Die beiden Giganten der Klavierliteratur, Beethoven und Liszt, sich an einem Abend mit einem derart anspruchsvollen Repertoire vorzunehmen, zeugt im Grunde von jugendlichem Übermut. Bei Yulianna Avdeeva trifft es aber wohl kaum zu, denn selbst nach dem dritten Teil, den zwei ausgedehnten Chopin-Zugaben (Nocturne cis-Moll op. posth, und Polonaise As-Dur op. 53), zeigte die junge Pianistin keinerlei Ermüdungserscheinungen. Das lag wohl nicht nur an der großartigen Technik Avdeevas und ihrer energiegeladenen Konstitution, sondern auch an ihrer Effektivität im Einsatz der Ressourcen, die sich schon durchaus einem männlichen Zugriff ebenbürtig zeigte. Ihr entschiedener Gang zum Flügel kündigte im Grunde schon an, was hier im ausverkauften bosco-Saal folgen würde.

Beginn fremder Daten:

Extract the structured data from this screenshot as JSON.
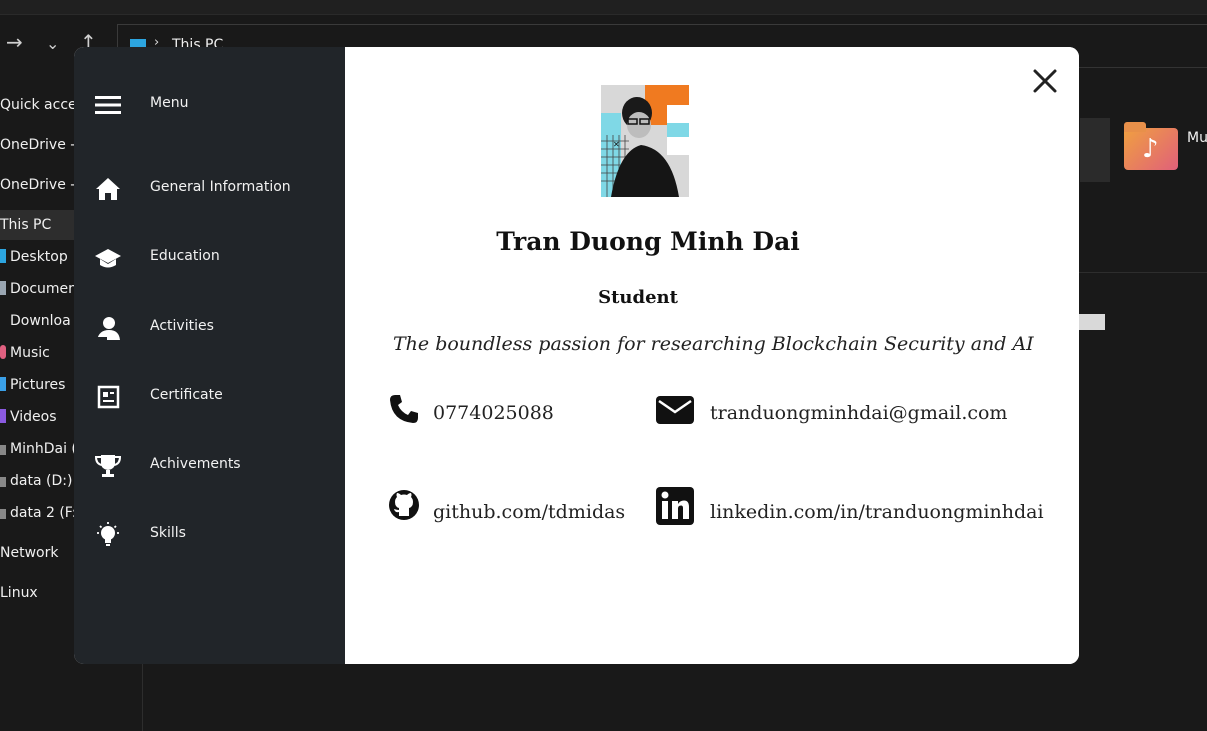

Avdeeva eroberte das Publikum denn auch im Sturm, was vor allem daher kam, dass sie jeder Satzbezeichnung ein Noch-mehr-Davon drauflegte, was sich letztendlich in starker, kontrastreicher Expressivität äußerte. Die zarten Momente Beethovens Les-Adieux-Sonate hätte nicht leiser, fragiler kommen, die Grandioso-Momente Liszts h-Moll-Sonate indes auch kaum imposanter erklingen können. Avdeevas spieltechnische Gewandtheit gab ihr ein schier endloses Spektrum an Möglichkeiten der Differenzierung an die Hand. Und sie nutzte es und genoss es in vollen Zügen. Anschlagstechnisch schöpfte die Russin aus dem Vollen. Doch ihre Hände galoppierten ihr nicht selten davon und ließen die Empfindungen Avdeevas weit hinter sich. Es schien bisweilen so, als beobachte sie selbst, was da ihre Hände für wunderliche Dinge tun.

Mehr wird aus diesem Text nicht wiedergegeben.